Winner: “Born in the USA.” Up until this point, it was easy enough on first hearing to focus simply on the anthemic quality of the chorus, but a closer examination of the verses made many listeners come to terms with their own understanding of patriotism. Besides, really: Do you think Reagan owned any Springsteen albums?

“THE OLD MAN DOWN THE ROAD” by JOHN FOGERTY vs. FANTASY RECORDS: John Fogerty, lead singer/songwriter/guitarist for the hugely successful hit-making machine Creedence Clearwater Revival, did not part on good terms with Fantasy Records, CCR’s old record label. After a hiatus from the music biz, Fogerty returned on a different label as a solo act, releasing 1985’s Centerfield, and its successful Top 10 single, “The Old Man Down the Road.” Fantasy Records promptly took Fogerty to court, claiming he had stolen parts of “Run Through the Jungle,” a song he had written and released during his Creedence Clearwater Revival days. Fogerty took his guitar to court and explained the process of songwriting, essentially convincing the jury that two songs by the same writer might be stylistically similar, of course, but it didn’t necessarily constitute copyright infringement.

Winner: “The Old Man Down the Road.” But the battle didn’t end here: Subsequently, Fantasy Records didn’t want to pay John Fogerty’s legal fees, and lower courts agreed. But Fogerty said this showed copyright law’s inherent bias against artists. He took his case all the way to the Supreme Court and won a unanimous 9-0 decision in his favor, thereby making the playing field more even for anyone else involved in future contract disputes.
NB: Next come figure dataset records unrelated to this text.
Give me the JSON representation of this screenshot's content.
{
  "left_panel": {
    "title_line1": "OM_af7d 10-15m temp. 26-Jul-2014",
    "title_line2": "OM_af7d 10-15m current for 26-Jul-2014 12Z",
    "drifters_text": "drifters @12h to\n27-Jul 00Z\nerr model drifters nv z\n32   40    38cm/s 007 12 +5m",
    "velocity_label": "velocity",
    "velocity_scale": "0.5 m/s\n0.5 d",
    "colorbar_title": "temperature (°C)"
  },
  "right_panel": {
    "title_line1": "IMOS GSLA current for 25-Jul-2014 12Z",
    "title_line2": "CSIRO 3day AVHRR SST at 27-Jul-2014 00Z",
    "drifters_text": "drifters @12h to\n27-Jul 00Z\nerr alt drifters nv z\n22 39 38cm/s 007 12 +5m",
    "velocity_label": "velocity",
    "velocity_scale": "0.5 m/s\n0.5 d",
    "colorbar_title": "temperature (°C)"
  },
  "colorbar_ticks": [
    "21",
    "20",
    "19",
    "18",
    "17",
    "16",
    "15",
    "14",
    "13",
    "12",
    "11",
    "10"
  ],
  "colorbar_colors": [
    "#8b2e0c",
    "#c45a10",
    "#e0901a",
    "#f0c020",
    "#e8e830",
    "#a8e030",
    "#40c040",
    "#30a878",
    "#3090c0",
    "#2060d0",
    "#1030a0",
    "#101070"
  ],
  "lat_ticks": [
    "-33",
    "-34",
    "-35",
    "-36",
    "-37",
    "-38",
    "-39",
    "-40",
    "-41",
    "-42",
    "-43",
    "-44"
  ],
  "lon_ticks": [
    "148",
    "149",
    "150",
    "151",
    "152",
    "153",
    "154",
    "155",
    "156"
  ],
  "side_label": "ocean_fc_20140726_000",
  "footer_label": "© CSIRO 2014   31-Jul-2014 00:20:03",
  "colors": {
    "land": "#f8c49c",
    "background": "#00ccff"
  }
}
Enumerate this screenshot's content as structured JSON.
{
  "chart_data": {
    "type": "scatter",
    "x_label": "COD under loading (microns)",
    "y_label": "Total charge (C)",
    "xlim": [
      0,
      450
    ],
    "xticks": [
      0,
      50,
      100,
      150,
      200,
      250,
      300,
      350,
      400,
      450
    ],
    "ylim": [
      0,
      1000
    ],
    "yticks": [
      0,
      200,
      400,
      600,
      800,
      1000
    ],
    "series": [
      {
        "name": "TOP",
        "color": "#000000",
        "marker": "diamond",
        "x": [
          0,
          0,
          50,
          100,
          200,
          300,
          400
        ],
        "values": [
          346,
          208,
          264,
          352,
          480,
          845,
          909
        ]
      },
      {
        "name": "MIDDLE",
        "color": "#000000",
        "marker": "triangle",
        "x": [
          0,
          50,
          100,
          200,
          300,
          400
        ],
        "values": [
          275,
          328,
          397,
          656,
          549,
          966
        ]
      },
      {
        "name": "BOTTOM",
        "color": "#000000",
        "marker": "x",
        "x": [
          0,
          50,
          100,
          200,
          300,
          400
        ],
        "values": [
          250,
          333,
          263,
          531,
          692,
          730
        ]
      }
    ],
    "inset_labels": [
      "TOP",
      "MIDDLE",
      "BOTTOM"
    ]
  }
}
Give Fogerty the credit for the double KO here.

“LOUIE LOUIE” by THE KINGSMEN vs. the FEDERAL BUREAU OF INVESTIGATION: Sure, it’s an old case – but it’s still funny. In the early 1960s, the Kingsmen, a semi-pro teenage dance combo from the Pacific Northwest, booked time in a local recording studio to do a cover version of “Louie Louie,” an R&B-flavored dance number originally written and performed by Richard Berry. The Kingman’s version, under-rehearsed and under-produced, should have been fodder for the cut-out record bin, but the FBI started receiving complaints that the lyrics, hard as they were to understand, were somehow “dirty.”

Sensing an opportunity to save the youth of America from lyrics of questionable moral value, the Bureau launched an investigation, hoping to charge someone with transporting audio pornography over states lines or something like that. They played the single at 45 RPM as well at 33 RPM, and even transcribed a few versions of what they thought they maybe sorta could’ve might’ve heard, but legend has it that in the end, the lyrics were deemed “unintelligible at any speed.”

Winner: “Louie Louie.” It turns out that whenever the investigation received another complaint or renewed itself otherwise, the record sold another million copies. To this day, “Louie Louie” has been covered extensively, and still most people aren’t quite sure what it’s all about. “Ooh baby, me gotta go!”